Prior to AI, because of all the data that needed importing off the PDF, that could take at least 60-65 minutes to do.
To speed things up, Whittle trained the new system on examples of these types of instructions to extract the needed data and then built an RPA solution that can quickly pull out everything that’s needed.
The PDF is then set aside in a folder monitored by another system that sends it to the AI, with findings checked by a human for safety.
This process alone has been reduced in average elapsed time by 55%, he says - down to 35 minutes.
Another example of why it’s useful to have an automated way to hunt through large volumes of documentation is an employment dispute, where employment contracts need to be looked at in detail.
The use case here is definitely around being able to analyze big volumes of documents quickly and with the minimum of human effort involved - but being confident the system’s always going to give you accurate results.
Whittle has such confidence, as audits consistently show an accuracy rate via this process of 98%.
I would venture to suggest that if we’d had people working long hours on this and getting tired, we wouldn't always hit 98% accuracy doing it manually.
A range of organizational and client benefits
There is obviously a cost-saving element to being able to do this and avoiding use of people, but overall productivity and even scope for better service is raised.
Going through large volumes of documents and extracting clauses is dull as ditch water. And because it's dull and boring, people can lose concentration and miss things and make mistakes. Yes, people still must go through to check the findings, but that process has been much, much, much faster. And so you can handle greater volumes of work.

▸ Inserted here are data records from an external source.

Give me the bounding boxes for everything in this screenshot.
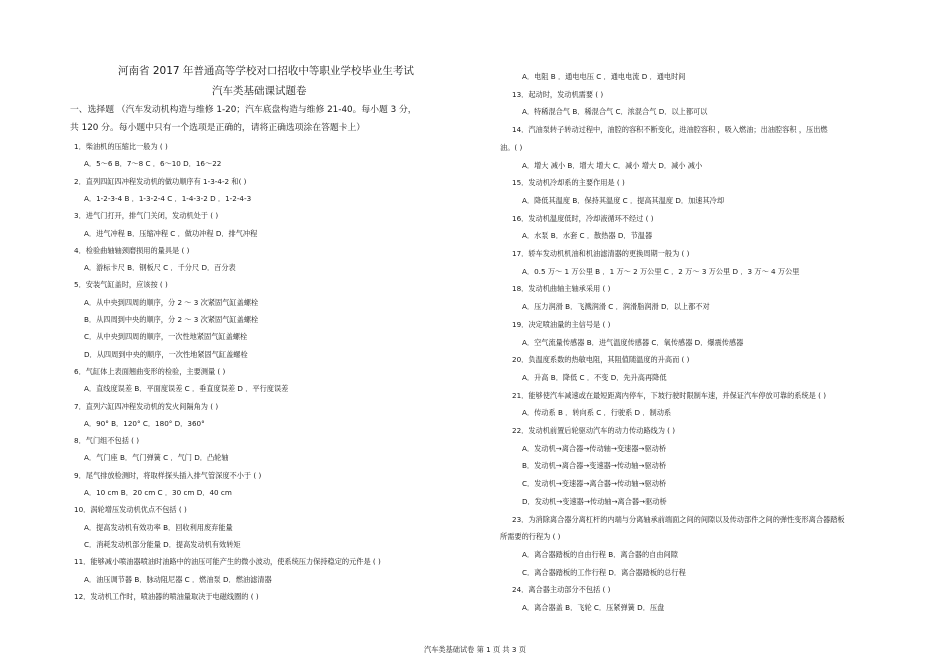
question-stem: 24．离合器主动部分不包括 ( ) [512, 585, 611, 595]
answer-options: A．10 cm B．20 cm C ．30 cm D．40 cm [84, 488, 232, 497]
page-footer: 汽车类基础试卷 第 1 页 共 3 页 [424, 645, 526, 654]
answer-options: A．90° B．120° C．180° D．360° [84, 418, 205, 428]
answer-options: A．降低其温度 B．保持其温度 C ．提高其温度 D．加速其冷却 [522, 195, 725, 205]
answer-options: A．气门座 B．气门弹簧 C ．气门 D．凸轮轴 [84, 453, 229, 463]
answer-options: B．从四周到中央的顺序，分 2 ～ 3 次紧固气缸盖螺栓 [84, 315, 259, 324]
answer-options: A．压力润滑 B．飞溅润滑 C ．润滑脂润滑 D．以上都不对 [522, 302, 710, 312]
question-stem: 11．能够减小喷油器喷油时油路中的油压可能产生的微小波动，使系统压力保持稳定的元件是 ( ) [74, 557, 381, 567]
question-stem: 4．检验曲轴轴颈磨损用的量具是 ( ) [74, 245, 190, 255]
answer-options: A．油压调节器 B．脉动阻尼器 C ．燃油泵 D．燃油滤清器 [84, 574, 272, 584]
answer-options: A．传动系 B ．转向系 C ．行驶系 D ．制动系 [522, 408, 672, 418]
question-stem: 16．发动机温度低时，冷却液循环不经过 ( ) [512, 213, 654, 223]
question-stem: 18．发动机曲轴主轴承采用 ( ) [512, 284, 611, 294]
question-stem: 15．发动机冷却系的主要作用是 ( ) [512, 178, 625, 188]
answer-options: C．离合器踏板的工作行程 D．离合器踏板的总行程 [522, 567, 686, 577]
question-stem: 6．气缸体上表面翘曲变形的检验，主要测量 ( ) [74, 366, 226, 376]
question-stem: 22．发动机前置后轮驱动汽车的动力传动路线为 ( ) [512, 426, 676, 435]
answer-options: A．0.5 万～ 1 万公里 B ．1 万～ 2 万公里 C ．2 万～ 3 万公里 D ．3 万～ 4 万公里 [522, 266, 800, 276]
answer-options: D．发动机→变速器→传动轴→离合器→驱动桥 [522, 496, 667, 506]
answer-options: A．游标卡尺 B．钢板尺 C ．千分尺 D．百分表 [84, 263, 236, 273]
answer-options: A．直线度误差 B．平面度误差 C ．垂直度误差 D ．平行度误差 [84, 384, 289, 394]
answer-options: A．水泵 B．水套 C ．散热器 D．节温器 [522, 231, 653, 241]
question-stem: 19．决定喷油量的主信号是 ( ) [512, 319, 611, 329]
answer-options: C．发动机→变速器→离合器→传动轴→驱动桥 [522, 479, 667, 489]
answer-options: D．从四周到中央的顺序，一次性地紧固气缸盖螺栓 [84, 349, 248, 359]
question-stem: 20．负温度系数的热敏电阻，其阻值随温度的升高而 ( ) [512, 355, 690, 365]
answer-options: 所需要的行程为 ( ) [500, 532, 561, 542]
question-stem: 1．柴油机的压缩比一般为 ( ) [74, 142, 168, 151]
answer-options: C．从中央到四周的顺序，一次性地紧固气缸盖螺栓 [84, 332, 248, 342]
answer-options: A．发动机→离合器→传动轴→变速器→驱动桥 [522, 443, 667, 453]
answer-options: A．1-2-3-4 B ．1-3-2-4 C ．1-4-3-2 D ．1-2-4-3 [84, 193, 252, 203]
question-stem: 21．能够使汽车减速或在最短距离内停车，下坡行驶时限制车速，并保证汽车停放可靠的系统是 ( ) [512, 390, 827, 400]
answer-options: A．5～6 B．7～8 C ．6～10 D．16～22 [84, 159, 222, 169]
question-stem: 7．直列六缸四冲程发动机的发火间隔角为 ( ) [74, 401, 219, 411]
question-stem: 13．起动时，发动机需要 ( ) [512, 89, 604, 99]
answer-options: 油。( ) [500, 142, 523, 152]
answer-options: A．特稀混合气 B．稀混合气 C．浓混合气 D．以上都可以 [522, 107, 708, 117]
question-stem: 2．直列四缸四冲程发动机的做功顺序有 1-3-4-2 和( ) [74, 176, 247, 186]
question-stem: 8．气门组不包括 ( ) [74, 436, 140, 446]
question-stem: 17．轿车发动机机油和机油滤清器的更换周期一般为 ( ) [512, 249, 690, 258]
answer-options: C．消耗发动机部分能量 D．提高发动机有效转矩 [84, 539, 241, 549]
exam-subtitle: 汽车类基础课试题卷 [212, 85, 307, 97]
exam-title: 河南省 2017 年普通高等学校对口招收中等职业学校毕业生考试 [118, 65, 414, 77]
question-stem: 23．为消除离合器分离杠杆的内端与分离轴承前端面之间的间隙以及传动部件之间的弹性变形离合器踏板 [512, 514, 845, 524]
question-stem: 10．涡轮增压发动机优点不包括 ( ) [74, 505, 187, 515]
answer-options: A．离合器踏板的自由行程 B．离合器的自由间隙 [522, 549, 678, 559]
question-stem: 5．安装气缸盖时，应该按 ( ) [74, 280, 168, 290]
answer-options: A．离合器盖 B．飞轮 C．压紧弹簧 D．压盘 [522, 603, 665, 612]
answer-options: A．空气流量传感器 B．进气温度传感器 C．氧传感器 D．爆震传感器 [522, 337, 744, 347]
question-stem: 12．发动机工作时，喷油器的喷油量取决于电磁线圈的 ( ) [74, 591, 259, 601]
answer-options: A．增大 减小 B．增大 增大 C．减小 增大 D．减小 减小 [522, 160, 703, 170]
answer-options: B．发动机→离合器→变速器→传动轴→驱动桥 [522, 461, 667, 471]
question-stem: 14．汽油泵转子转动过程中，油腔的容积不断变化，进油腔容积 ，吸入燃油；出油腔容积 ，压出燃 [512, 125, 828, 135]
section-instructions: 共 120 分。每小题中只有一个选项是正确的，请将正确选项涂在答题卡上） [70, 123, 366, 133]
answer-options: A．从中央到四周的顺序，分 2 ～ 3 次紧固气缸盖螺栓 [84, 297, 259, 307]
question-stem: 3．进气门打开，排气门关闭，发动机处于 ( ) [74, 211, 219, 221]
section-heading: 一、选择题 （汽车发动机构造与维修 1-20；汽车底盘构造与维修 21-40。每小题 3 分， [70, 105, 417, 115]
answer-options: A．电阻 B ．通电电压 C ．通电电流 D ．通电时间 [522, 72, 686, 81]
answer-options: A．升高 B．降低 C ．不变 D．先升高再降低 [522, 372, 667, 382]
answer-options: A．进气冲程 B．压缩冲程 C ．做功冲程 D．排气冲程 [84, 228, 258, 238]
question-stem: 9．尾气排放检测时，将取样探头插入排气管深度不小于 ( ) [74, 470, 262, 480]
answer-options: A．提高发动机有效功率 B．回收利用废弃能量 [84, 522, 233, 532]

When things that are repeatable and predictable get done by machines instead, you start to be able to meet historically unmet legal needs, because previously the cost involved was too high using just a people model.
Next steps for AI at Weightmans go well beyond document search.
Whittle wants to explore, for example, potential use cases for large language models (LLMs) in the law - both on the business services side, like speeding up some marketing processes, and on the legal side of the business.